Illinois legislators are considering a bill that would prevent parents from holding their children back from starting kindergarten.
As Nara Schoenberg explains:
Sometimes parents send their kids to kindergarten at the relatively advanced age of 6 because they hope their children will enjoy an athletic or academic advantage over younger classmates. Sometimes the goal simply is to give a child who is lagging developmentally a chance to catch up.
Now this popular practice — sometimes called academic redshirting — is under threat in Illinois, with legislators considering a bill that says children must start kindergarten by age 5 instead of 6.
In “Is Your Child Ready for Kindergarten,” Diane Schanzenbach and Stephanie Larsen take a close look at the practice of academic redshirting and consider whether children who are held back from starting kindergarten will gain a long-term advantage over other students.

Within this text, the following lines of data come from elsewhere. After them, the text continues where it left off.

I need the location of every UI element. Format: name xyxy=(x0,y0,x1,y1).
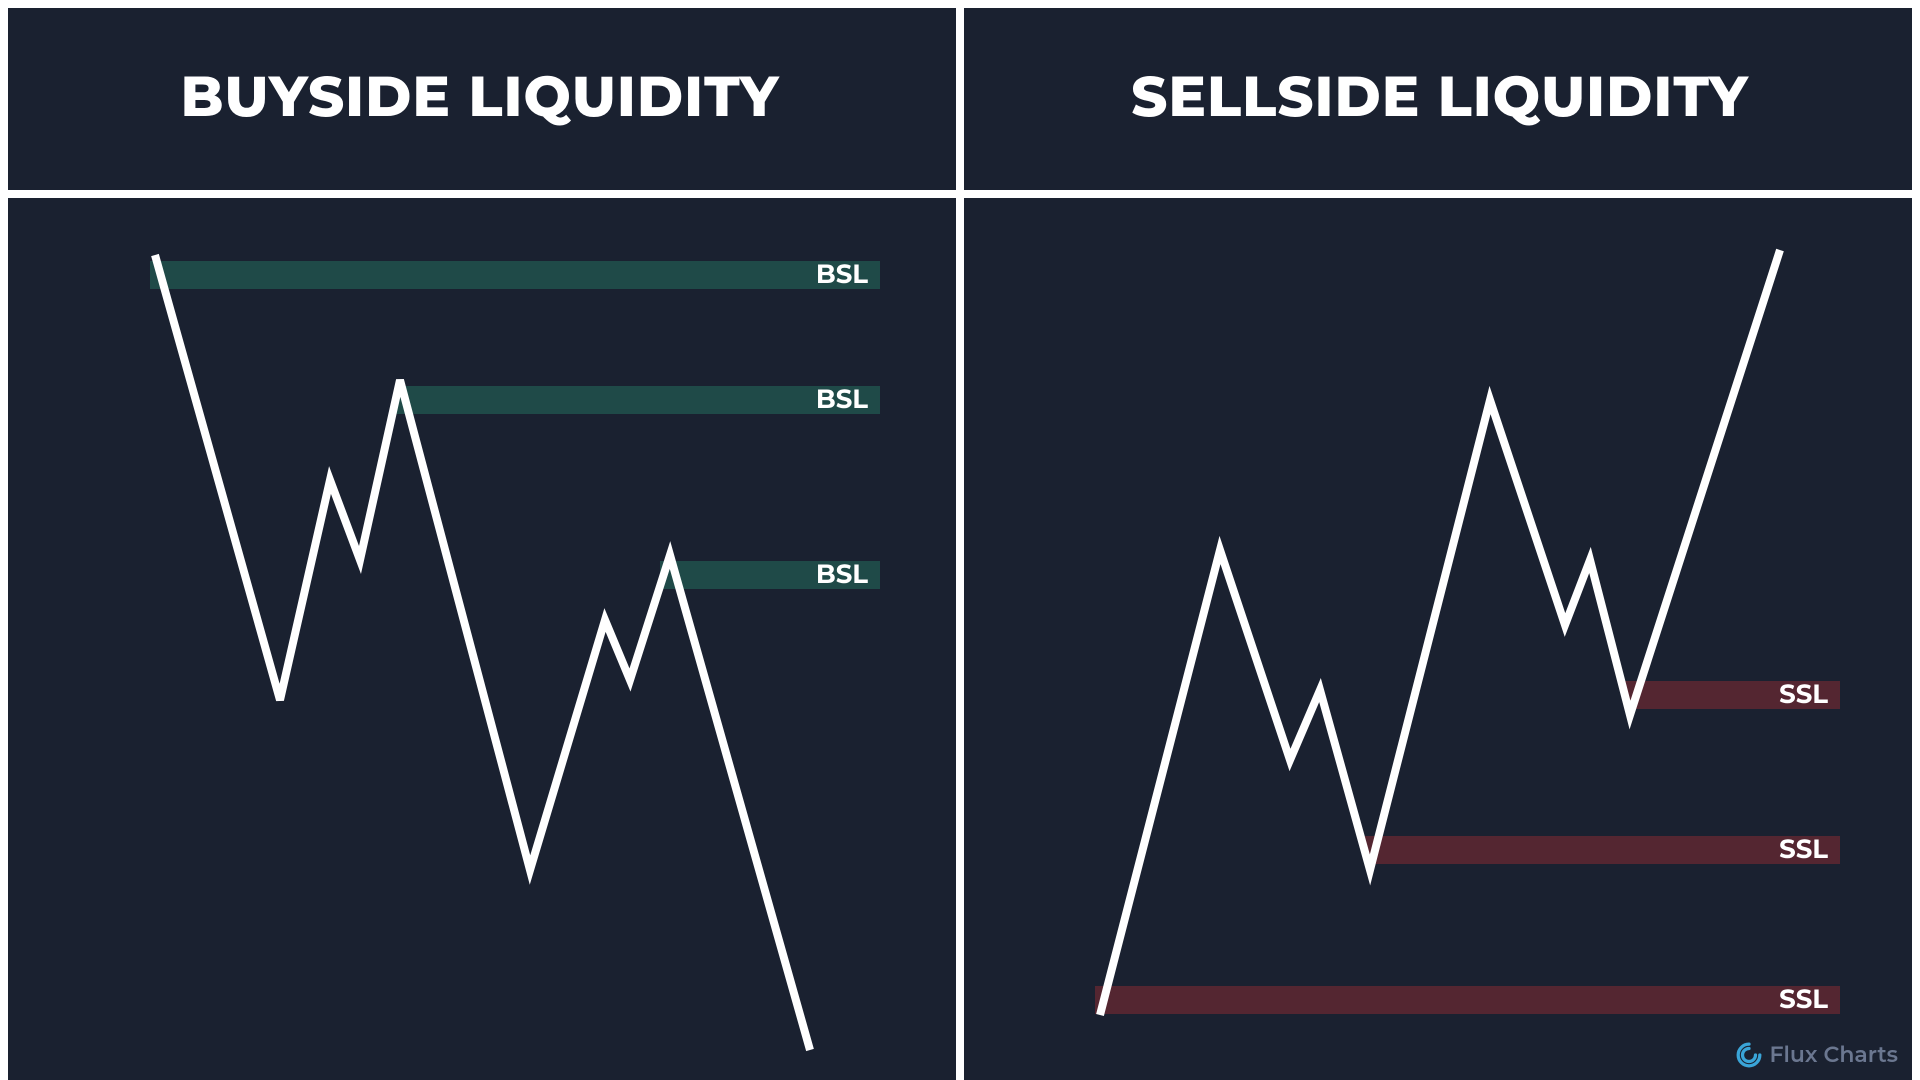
zone-label: SSL xyxy=(1779,833,1828,865)
liquidity-zone xyxy=(395,386,880,414)
zone-label: SSL xyxy=(1779,983,1828,1015)
panel-title: BUYSIDE LIQUIDITY xyxy=(180,63,779,131)
zone-label: BSL xyxy=(816,558,868,590)
brand-text: Flux Charts xyxy=(1770,1041,1898,1068)
panel-title: SELLSIDE LIQUIDITY xyxy=(1131,63,1749,131)
zone-label: SSL xyxy=(1779,678,1828,710)
liquidity-zone xyxy=(1365,836,1840,864)
brand-badge: Flux Charts xyxy=(1736,1041,1898,1068)
brand-icon xyxy=(1736,1042,1762,1068)
zone-label: BSL xyxy=(816,258,868,290)
zone-label: BSL xyxy=(816,383,868,415)
liquidity-zone xyxy=(1095,986,1840,1014)
liquidity-infographic: BUYSIDE LIQUIDITY SELLSIDE LIQUIDITY BSL BS… xyxy=(0,0,1920,1080)
liquidity-zone xyxy=(150,261,880,289)
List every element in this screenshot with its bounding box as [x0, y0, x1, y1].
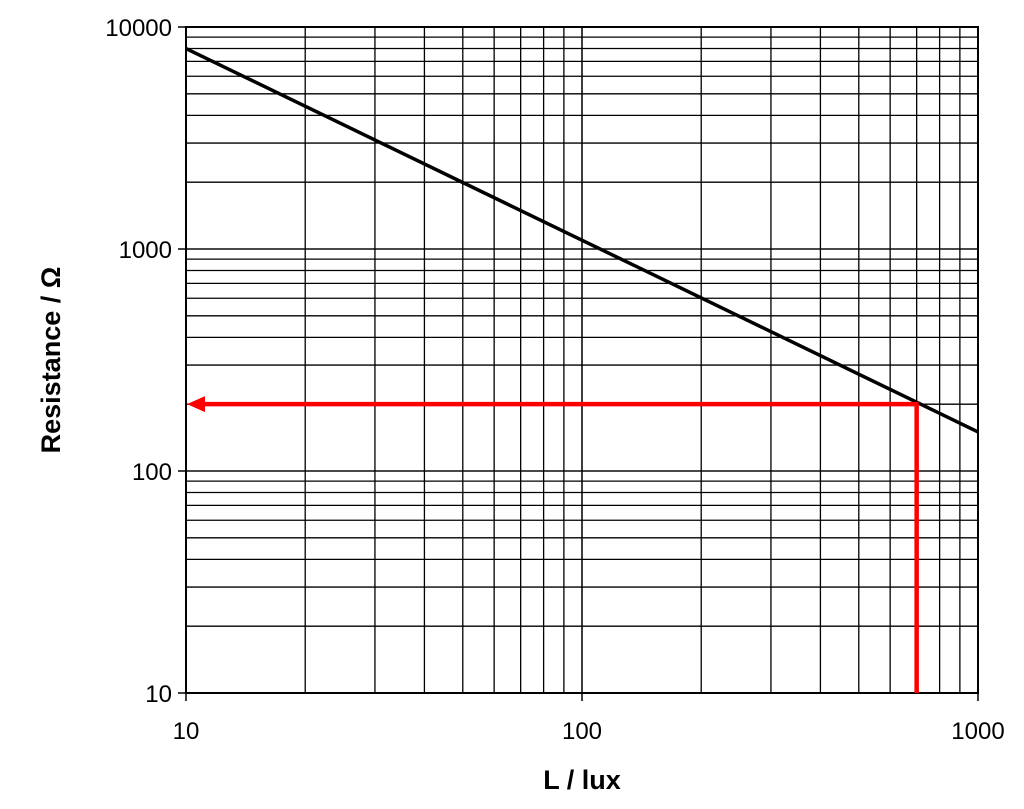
grid	[185, 26, 979, 694]
y-axis-title: Resistance / Ω	[36, 267, 66, 454]
x-tick-label: 1000	[951, 718, 1004, 745]
y-tick-label: 10	[145, 681, 172, 708]
x-axis-title: L / lux	[543, 765, 621, 795]
x-tick-label: 10	[173, 718, 200, 745]
y-tick-label: 1000	[119, 237, 172, 264]
series-line	[185, 46, 979, 434]
x-tick-label: 100	[562, 718, 602, 745]
annotation-layer	[187, 396, 919, 693]
series-layer	[185, 46, 979, 434]
tick-labels: 10 100 1000 10 100 1000 10000	[105, 15, 1004, 745]
annotation-arrowhead	[187, 396, 205, 413]
y-tick-label: 100	[132, 459, 172, 486]
y-tick-label: 10000	[105, 15, 172, 42]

In sum, we find that redshirting at the kindergarten level bestows few benefits and exacts some substantial costs. Both research and experience suggest that the gains that accrue from being an older student are likely to be short-lived. Because of the important role of classroom peer effects, redshirted children can be educationally and socially harmed by being with others who are performing and behaving at lower developmental levels. Furthermore, while it is hard to predict a child’s likely growth trajectory in the months prior to his expected school entry, the perceived developmental delays and immaturity that prompt parents to choose redshirting in the spring have often resolved themselves by fall.
As any good educator will tell you, parents know their children best. There are multiple factors to weigh when deciding whether a preschooler is ready to thrive in kindergarten. What research tells us about the “average” child or “most” children may not apply to a particular son’s or daughter’s unique abilities and delays. Families might want to speak with parents of older children about their own kindergarten-enrollment decisions and how they view them in retrospect. And then, parents should follow their own best judgment.